Both of their childhoods were marked by the depredations against their psyche by their cold, strong-willed, domineering mothers.
Gia has been made to feel unloved and incapable of love with her only value her beauty. But to him, her beauty is incidental to who she is. What is truly important to him is her “Gia Effect” as he calls it — how she makes the world a better place for those around her by sensing what they need and providing it to them. He shows her how her casual sexual hookups are not the only association she can have with a man. She wants to always be the one to leave before someone throws her over. She feels men are drawn to her beauty and shallow meaningless links are all she will have with them. He shows her how much more meaningful an emotional connection in a long-term relationship is for the heart and soul. With him, she feels seen and appreciated for who she is deep down, not her surface shell. He gives her back to herself – whereas, she was looking outward to her value, he has her look inward to seek her true value.

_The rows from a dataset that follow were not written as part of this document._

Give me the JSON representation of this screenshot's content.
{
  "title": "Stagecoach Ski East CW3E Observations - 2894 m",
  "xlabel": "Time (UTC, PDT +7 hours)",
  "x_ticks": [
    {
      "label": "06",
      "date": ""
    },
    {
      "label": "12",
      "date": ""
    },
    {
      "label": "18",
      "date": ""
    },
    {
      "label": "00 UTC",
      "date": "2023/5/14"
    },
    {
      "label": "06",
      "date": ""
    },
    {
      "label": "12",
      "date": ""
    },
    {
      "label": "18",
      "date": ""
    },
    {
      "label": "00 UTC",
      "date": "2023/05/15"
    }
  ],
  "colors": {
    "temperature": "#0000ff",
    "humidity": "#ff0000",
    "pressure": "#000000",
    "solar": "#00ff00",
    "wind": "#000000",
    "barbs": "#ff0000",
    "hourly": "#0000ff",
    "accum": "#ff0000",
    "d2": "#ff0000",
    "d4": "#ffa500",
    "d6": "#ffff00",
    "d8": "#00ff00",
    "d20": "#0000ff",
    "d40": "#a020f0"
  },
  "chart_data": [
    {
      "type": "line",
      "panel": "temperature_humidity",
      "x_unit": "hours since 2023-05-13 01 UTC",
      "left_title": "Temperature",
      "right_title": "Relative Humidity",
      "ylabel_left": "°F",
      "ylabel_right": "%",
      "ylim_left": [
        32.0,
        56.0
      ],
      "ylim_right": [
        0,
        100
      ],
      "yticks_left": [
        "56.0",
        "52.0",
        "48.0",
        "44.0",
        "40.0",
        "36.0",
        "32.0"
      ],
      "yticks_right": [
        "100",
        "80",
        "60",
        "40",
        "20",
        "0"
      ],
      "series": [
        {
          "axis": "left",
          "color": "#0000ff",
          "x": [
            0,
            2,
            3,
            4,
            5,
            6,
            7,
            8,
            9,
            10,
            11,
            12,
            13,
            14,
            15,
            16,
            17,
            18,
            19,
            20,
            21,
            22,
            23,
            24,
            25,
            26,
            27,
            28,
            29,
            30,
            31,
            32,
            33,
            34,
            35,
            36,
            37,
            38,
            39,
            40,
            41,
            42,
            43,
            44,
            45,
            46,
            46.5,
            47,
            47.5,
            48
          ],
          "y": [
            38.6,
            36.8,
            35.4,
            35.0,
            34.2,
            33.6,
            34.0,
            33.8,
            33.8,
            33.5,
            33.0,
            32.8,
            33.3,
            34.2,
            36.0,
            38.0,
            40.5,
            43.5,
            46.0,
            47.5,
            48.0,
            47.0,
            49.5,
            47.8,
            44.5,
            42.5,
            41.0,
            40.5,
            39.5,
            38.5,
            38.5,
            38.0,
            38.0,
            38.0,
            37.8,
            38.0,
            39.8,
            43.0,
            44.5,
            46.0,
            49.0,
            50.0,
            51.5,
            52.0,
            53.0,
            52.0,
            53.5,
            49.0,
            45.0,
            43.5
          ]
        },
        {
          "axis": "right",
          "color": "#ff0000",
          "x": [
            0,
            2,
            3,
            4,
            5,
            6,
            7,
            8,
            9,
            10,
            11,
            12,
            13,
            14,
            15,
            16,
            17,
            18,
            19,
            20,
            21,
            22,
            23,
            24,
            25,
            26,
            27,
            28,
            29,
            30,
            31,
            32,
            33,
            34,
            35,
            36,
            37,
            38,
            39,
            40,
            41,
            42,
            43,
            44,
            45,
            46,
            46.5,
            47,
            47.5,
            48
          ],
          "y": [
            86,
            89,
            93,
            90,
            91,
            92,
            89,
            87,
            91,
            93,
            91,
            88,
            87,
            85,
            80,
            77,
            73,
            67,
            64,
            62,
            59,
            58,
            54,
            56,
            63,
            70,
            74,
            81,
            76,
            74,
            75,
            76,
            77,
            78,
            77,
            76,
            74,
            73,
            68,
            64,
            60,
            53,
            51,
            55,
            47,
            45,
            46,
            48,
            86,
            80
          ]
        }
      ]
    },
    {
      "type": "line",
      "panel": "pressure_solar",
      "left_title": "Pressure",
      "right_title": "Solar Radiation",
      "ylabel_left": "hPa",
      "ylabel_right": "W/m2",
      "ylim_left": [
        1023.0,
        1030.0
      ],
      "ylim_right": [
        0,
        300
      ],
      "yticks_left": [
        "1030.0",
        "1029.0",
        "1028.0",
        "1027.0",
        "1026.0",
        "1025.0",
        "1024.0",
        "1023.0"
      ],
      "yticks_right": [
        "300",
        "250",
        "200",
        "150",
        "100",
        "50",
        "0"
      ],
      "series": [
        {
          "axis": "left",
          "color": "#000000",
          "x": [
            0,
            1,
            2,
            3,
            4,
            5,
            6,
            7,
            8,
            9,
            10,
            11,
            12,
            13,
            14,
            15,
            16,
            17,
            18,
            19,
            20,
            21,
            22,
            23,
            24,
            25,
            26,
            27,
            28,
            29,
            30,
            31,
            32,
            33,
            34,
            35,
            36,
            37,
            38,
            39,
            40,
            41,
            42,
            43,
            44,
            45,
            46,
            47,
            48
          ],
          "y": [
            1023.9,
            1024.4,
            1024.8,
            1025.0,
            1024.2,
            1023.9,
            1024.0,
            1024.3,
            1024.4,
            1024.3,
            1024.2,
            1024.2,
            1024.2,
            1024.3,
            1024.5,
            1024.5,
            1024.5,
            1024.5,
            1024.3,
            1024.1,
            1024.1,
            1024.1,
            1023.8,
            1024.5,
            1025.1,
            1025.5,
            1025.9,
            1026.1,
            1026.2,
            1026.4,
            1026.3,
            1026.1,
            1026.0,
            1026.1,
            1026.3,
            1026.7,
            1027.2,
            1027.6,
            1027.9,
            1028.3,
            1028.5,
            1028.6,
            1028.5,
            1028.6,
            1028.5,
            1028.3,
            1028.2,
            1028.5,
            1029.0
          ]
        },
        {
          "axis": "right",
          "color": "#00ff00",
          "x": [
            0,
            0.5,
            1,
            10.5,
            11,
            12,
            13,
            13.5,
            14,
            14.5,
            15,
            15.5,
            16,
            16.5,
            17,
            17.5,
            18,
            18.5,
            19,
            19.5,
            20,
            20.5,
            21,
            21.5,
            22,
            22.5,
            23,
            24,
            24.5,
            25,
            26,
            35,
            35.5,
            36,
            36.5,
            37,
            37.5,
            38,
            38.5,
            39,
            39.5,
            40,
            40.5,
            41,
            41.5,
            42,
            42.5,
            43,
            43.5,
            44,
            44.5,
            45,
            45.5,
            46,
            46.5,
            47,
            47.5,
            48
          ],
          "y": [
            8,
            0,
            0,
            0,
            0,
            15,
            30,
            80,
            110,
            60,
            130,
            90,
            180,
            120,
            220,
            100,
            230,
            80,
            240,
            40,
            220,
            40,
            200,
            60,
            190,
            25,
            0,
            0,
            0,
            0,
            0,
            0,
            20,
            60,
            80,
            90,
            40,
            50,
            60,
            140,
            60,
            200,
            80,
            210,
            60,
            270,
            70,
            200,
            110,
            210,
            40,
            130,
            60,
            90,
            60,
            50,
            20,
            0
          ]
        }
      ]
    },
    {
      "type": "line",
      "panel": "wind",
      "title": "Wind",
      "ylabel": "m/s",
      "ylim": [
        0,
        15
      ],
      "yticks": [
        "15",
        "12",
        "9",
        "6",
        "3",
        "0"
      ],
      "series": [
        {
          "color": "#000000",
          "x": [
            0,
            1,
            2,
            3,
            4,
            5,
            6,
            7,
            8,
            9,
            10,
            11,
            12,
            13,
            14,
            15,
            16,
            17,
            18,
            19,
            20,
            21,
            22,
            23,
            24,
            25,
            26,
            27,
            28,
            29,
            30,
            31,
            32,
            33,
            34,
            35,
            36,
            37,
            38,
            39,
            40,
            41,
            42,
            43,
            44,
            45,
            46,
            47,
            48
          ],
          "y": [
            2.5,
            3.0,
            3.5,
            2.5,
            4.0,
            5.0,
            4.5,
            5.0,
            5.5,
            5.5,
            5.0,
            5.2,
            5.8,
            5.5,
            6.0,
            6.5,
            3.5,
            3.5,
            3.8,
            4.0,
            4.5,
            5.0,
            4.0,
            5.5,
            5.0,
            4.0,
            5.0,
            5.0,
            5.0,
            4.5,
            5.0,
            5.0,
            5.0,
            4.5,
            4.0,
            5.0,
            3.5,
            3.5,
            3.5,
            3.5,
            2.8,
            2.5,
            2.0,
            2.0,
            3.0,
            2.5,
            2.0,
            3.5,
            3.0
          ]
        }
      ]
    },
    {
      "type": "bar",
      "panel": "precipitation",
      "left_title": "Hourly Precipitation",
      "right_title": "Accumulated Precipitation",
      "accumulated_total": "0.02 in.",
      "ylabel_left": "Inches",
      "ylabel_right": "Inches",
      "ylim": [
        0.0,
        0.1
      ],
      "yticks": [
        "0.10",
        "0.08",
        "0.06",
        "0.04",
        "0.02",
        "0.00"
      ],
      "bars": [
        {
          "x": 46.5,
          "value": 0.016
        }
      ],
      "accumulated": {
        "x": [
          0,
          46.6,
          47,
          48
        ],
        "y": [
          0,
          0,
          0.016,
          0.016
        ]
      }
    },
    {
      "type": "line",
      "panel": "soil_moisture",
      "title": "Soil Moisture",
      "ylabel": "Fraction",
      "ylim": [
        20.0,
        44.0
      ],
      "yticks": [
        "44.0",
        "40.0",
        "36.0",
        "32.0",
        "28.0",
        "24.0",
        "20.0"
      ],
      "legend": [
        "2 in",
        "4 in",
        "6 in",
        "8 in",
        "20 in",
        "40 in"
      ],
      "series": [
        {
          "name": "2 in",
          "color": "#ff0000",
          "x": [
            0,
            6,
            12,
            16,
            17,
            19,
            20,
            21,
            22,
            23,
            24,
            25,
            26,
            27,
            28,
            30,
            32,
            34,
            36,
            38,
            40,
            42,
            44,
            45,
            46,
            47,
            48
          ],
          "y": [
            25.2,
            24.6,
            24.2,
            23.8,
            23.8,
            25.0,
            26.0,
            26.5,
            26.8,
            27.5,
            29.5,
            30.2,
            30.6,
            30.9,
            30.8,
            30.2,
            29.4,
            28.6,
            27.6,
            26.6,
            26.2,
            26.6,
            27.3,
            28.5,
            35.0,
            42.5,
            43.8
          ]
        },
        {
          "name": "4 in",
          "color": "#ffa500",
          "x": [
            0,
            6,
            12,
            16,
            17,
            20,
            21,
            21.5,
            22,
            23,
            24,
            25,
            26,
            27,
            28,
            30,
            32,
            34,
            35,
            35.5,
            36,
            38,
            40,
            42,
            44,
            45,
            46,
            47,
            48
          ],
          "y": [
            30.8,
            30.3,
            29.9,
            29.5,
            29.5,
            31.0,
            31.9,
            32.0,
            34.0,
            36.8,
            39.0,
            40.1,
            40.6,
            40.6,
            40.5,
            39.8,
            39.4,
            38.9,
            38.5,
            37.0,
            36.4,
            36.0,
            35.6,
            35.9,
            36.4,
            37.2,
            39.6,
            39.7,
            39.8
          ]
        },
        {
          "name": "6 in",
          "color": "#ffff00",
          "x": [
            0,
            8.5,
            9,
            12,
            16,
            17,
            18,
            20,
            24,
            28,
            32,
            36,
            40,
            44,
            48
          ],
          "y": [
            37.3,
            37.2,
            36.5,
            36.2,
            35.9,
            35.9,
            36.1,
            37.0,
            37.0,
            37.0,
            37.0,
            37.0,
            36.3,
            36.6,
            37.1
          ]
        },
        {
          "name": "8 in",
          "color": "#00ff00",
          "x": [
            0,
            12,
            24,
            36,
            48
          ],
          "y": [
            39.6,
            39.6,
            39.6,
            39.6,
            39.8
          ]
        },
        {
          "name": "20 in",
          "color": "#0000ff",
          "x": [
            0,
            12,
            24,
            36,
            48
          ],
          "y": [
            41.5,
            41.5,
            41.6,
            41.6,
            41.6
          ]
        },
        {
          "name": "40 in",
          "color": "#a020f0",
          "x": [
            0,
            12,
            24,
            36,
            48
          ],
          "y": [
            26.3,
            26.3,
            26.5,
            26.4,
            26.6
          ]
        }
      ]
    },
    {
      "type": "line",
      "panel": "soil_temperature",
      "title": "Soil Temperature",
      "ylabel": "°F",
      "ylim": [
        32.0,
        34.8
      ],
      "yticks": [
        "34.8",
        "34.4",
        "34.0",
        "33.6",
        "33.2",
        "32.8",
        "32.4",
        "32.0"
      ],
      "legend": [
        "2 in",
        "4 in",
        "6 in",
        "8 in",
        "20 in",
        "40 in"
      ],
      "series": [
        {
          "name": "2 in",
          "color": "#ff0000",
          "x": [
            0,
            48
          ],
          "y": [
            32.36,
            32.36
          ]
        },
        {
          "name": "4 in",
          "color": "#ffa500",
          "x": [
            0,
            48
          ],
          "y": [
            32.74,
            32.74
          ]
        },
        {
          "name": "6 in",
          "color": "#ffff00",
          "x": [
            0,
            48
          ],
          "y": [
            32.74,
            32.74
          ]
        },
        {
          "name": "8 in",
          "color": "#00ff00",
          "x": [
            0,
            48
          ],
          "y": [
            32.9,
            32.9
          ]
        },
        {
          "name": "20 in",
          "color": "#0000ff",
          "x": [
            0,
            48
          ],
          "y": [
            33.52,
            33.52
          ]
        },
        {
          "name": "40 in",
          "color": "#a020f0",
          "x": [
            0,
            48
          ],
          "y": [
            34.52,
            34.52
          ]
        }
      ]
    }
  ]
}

Bennett was thrown out of the house in his late teens for his drug habit. He only survived to have the chance at a life of beauty and achievement because of the kindness of a Charleston chef, who plucked him off the streets and through tough love gave him the discipline and training to develop his talent with food. He goes on to NYC to seek fame and fortune, but his Southern origins are deeply embedded in his heart. She shows him how it is possible to have Charleston back in his life and how to deal with the estrangement with his family, which has been silently tearing him apart.
The three friends Gia made in college have been the bulwark against the stark back-biting world of her profession. Similarly, Bennett’s best friend is his anchor in the competitive world of NYC restaurant business. But with each other, Gia and Bennett find something more precious than what they have with their friends — that is an understanding and an acceptance that is bone-deep and constant.
She admits to him that she has a problem with food. When younger women with thinner bodies are coming up fast behind her, her age and slowing metabolism are cannibalizing her career. She is terrified that without modeling, she has no skills to survive, so the only thing she can control is what she puts in her mouth. He admits, not in so many words, that he is continually atoning for his years-old drug habit that ruined two lives. He keeps a tight rein on all his impulses because only in strictly molding himself into his ideal of a man will he be personally successful.
They shore each other up. They shake each other out of their complacency. They share their innermost fears knowing that those feelings will be treated with exquisite care and understanding. They show each other a world that is different from their assumptions. They hold up a mirror to each other so they can recognize and celebrate the wonderfulness lurking beneath the surface. Yes, there is the trust and respect without which no relationship can go forward, but there is so much more to their connection than that. Every moment together, they show each other how much they treasure them. And treasure is the word here, because so far in their lives, neither of them has had anyone who treasured them. They both grow taller and closer in the sunlight of that regard.
Holiday is a writer who truly understands how to craft deeply meaningful contemporary stories because of her nuanced understanding of modern human emotions. I have read the other novels and novellas in the Bridesmaids Behaving Badly series, and they are all wonderful. A series worth investing your reading time in.